[Support-mirrors] Gem mirror
James Britt
james.britt at gmail.com
Wed Nov 9 17:36:20 EST 2005
Dennis Oelkers wrote:
>
> In fact it is quite similar to a read-only entry, you just have to
> add a secrets
> file and a list of allowed users. One thing you have to bear in mind
> is, that
> the user rsync is running as has to be allowed to read and write to the
> directories and files I am supposed to update.
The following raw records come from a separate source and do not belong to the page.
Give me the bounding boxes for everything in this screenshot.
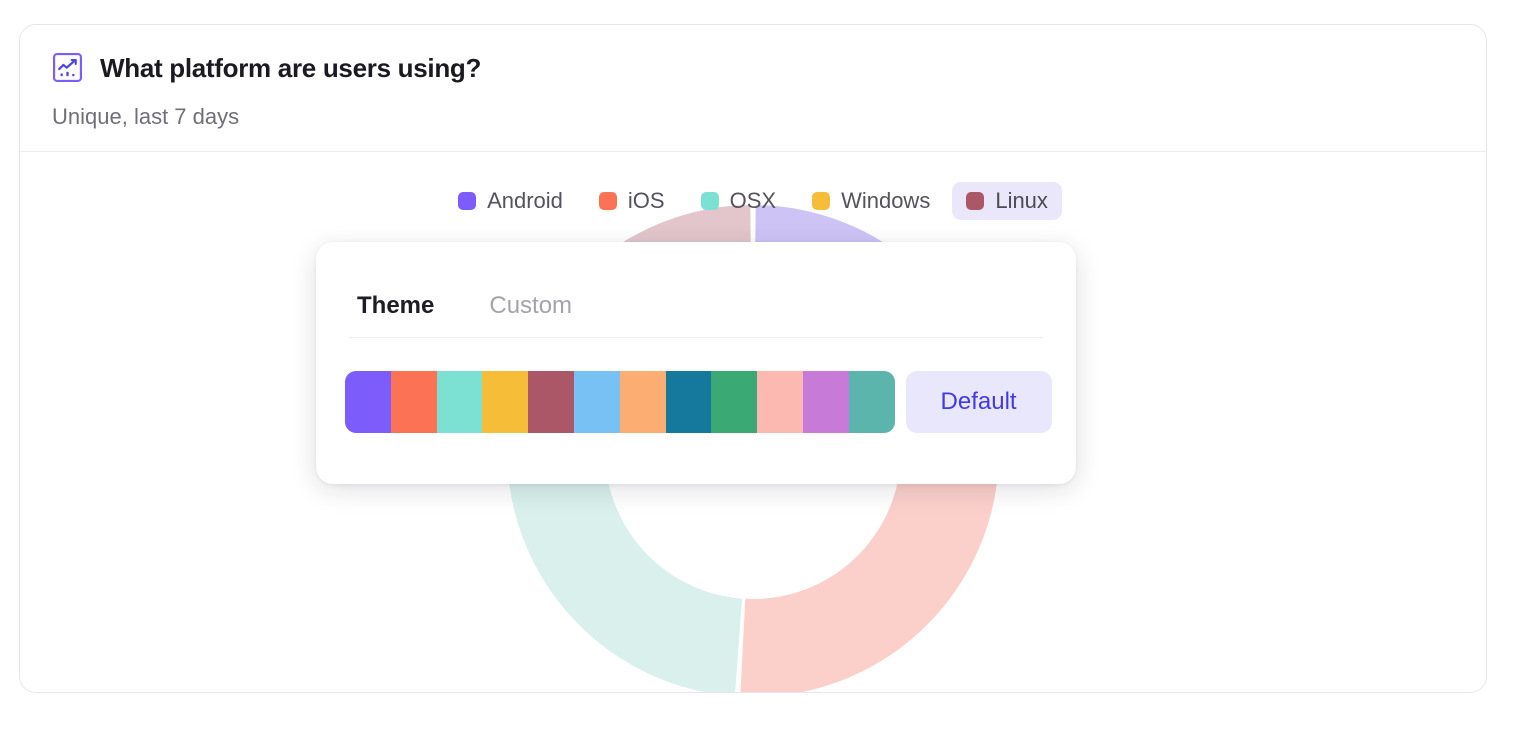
palette-swatch-1[interactable] xyxy=(345,371,391,433)
legend-item-label: Android xyxy=(487,188,563,213)
title-row: What platform are users using? xyxy=(52,52,481,83)
palette-swatch-10[interactable] xyxy=(757,371,803,433)
legend-item-android[interactable]: Android xyxy=(444,182,577,220)
popup-divider xyxy=(349,337,1043,338)
legend-swatch-icon xyxy=(458,192,477,210)
page-subtitle: Unique, last 7 days xyxy=(52,104,240,129)
palette-swatch-7[interactable] xyxy=(619,371,666,433)
palette-swatch-strip[interactable] xyxy=(345,371,895,433)
legend-item-osx[interactable]: OSX xyxy=(687,182,790,220)
palette-row: Default xyxy=(345,371,1052,433)
page-title: What platform are users using? xyxy=(100,52,482,83)
legend-item-label: OSX xyxy=(729,188,777,213)
palette-swatch-2[interactable] xyxy=(390,371,437,433)
popup-tab-list: Theme Custom xyxy=(357,294,572,318)
theme-picker-popup[interactable]: Theme Custom Default xyxy=(316,242,1076,484)
analytics-card: What platform are users using? Unique, l… xyxy=(19,24,1487,693)
palette-swatch-9[interactable] xyxy=(711,371,758,433)
legend-item-linux[interactable]: Linux xyxy=(952,182,1062,220)
palette-swatch-11[interactable] xyxy=(802,371,849,433)
palette-swatch-6[interactable] xyxy=(573,371,620,433)
legend-swatch-icon xyxy=(966,192,985,210)
legend-item-ios[interactable]: iOS xyxy=(585,182,679,220)
palette-swatch-12[interactable] xyxy=(848,371,895,433)
line-chart-icon xyxy=(52,52,83,83)
legend-item-windows[interactable]: Windows xyxy=(798,182,944,220)
legend-swatch-icon xyxy=(598,192,617,210)
legend-item-label: iOS xyxy=(627,188,665,213)
card-header: What platform are users using? Unique, l… xyxy=(20,25,1486,152)
palette-swatch-3[interactable] xyxy=(436,371,483,433)
palette-swatch-4[interactable] xyxy=(482,371,529,433)
palette-swatch-5[interactable] xyxy=(528,371,574,433)
tab-theme[interactable]: Theme xyxy=(357,292,435,319)
chart-legend: Android iOS OSX Windows Linux xyxy=(20,182,1486,220)
palette-swatch-8[interactable] xyxy=(665,371,712,433)
tab-custom[interactable]: Custom xyxy=(489,292,573,319)
legend-swatch-icon xyxy=(700,192,719,210)
legend-item-label: Linux xyxy=(995,188,1048,213)
legend-swatch-icon xyxy=(812,192,831,210)
default-palette-button[interactable]: Default xyxy=(905,371,1052,433)
legend-item-label: Windows xyxy=(841,188,931,213)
This is really quite foreign to me; what happened to the idea of mirrors
simply fetching new/changed files by running an rsync cron job?
>
> A definition like this should be sufficient:
>
> # this is the head of the config file
> uid = rubyforge-owner
> gid = rubyforge-owner
A definition "like this" goes where?
>
> # this is the entry for the rubyforge repository
> [file-mirror]
> path = /var/www/rubyforge/htdocs
> auth users = rubyforge
> secrets file = /var/www/rubyforge/etc/rsync.secrets
> hosts allow = rubyforge.lauschmusik.de
> hosts deny = *
In what file?
>
> where rubyforge-owner is the user/group which owns (or at least has
> read/write-access to) the path and /var/www/rubyforge/etc/rsync.secrets
> looks like:
>
> rubyforge:mightysecretpassword
>
> One thing you could add is the chroot option for the entry of the
> repository,
> so that rsyncd chroot()s to the path of it when it is accessed, YMMV
> though.
I can see I'll be playing sys admin here, not my favorite role.
>
> I hope this helps a bit, if there is need for further support, please
> feel free
> to contact me.
Do I need to have rsyncd running at all times?
Do I need to create a special user account for the rsync client?
Do I need to explicitly open certain ports?
Does my mirror directory need special permissions?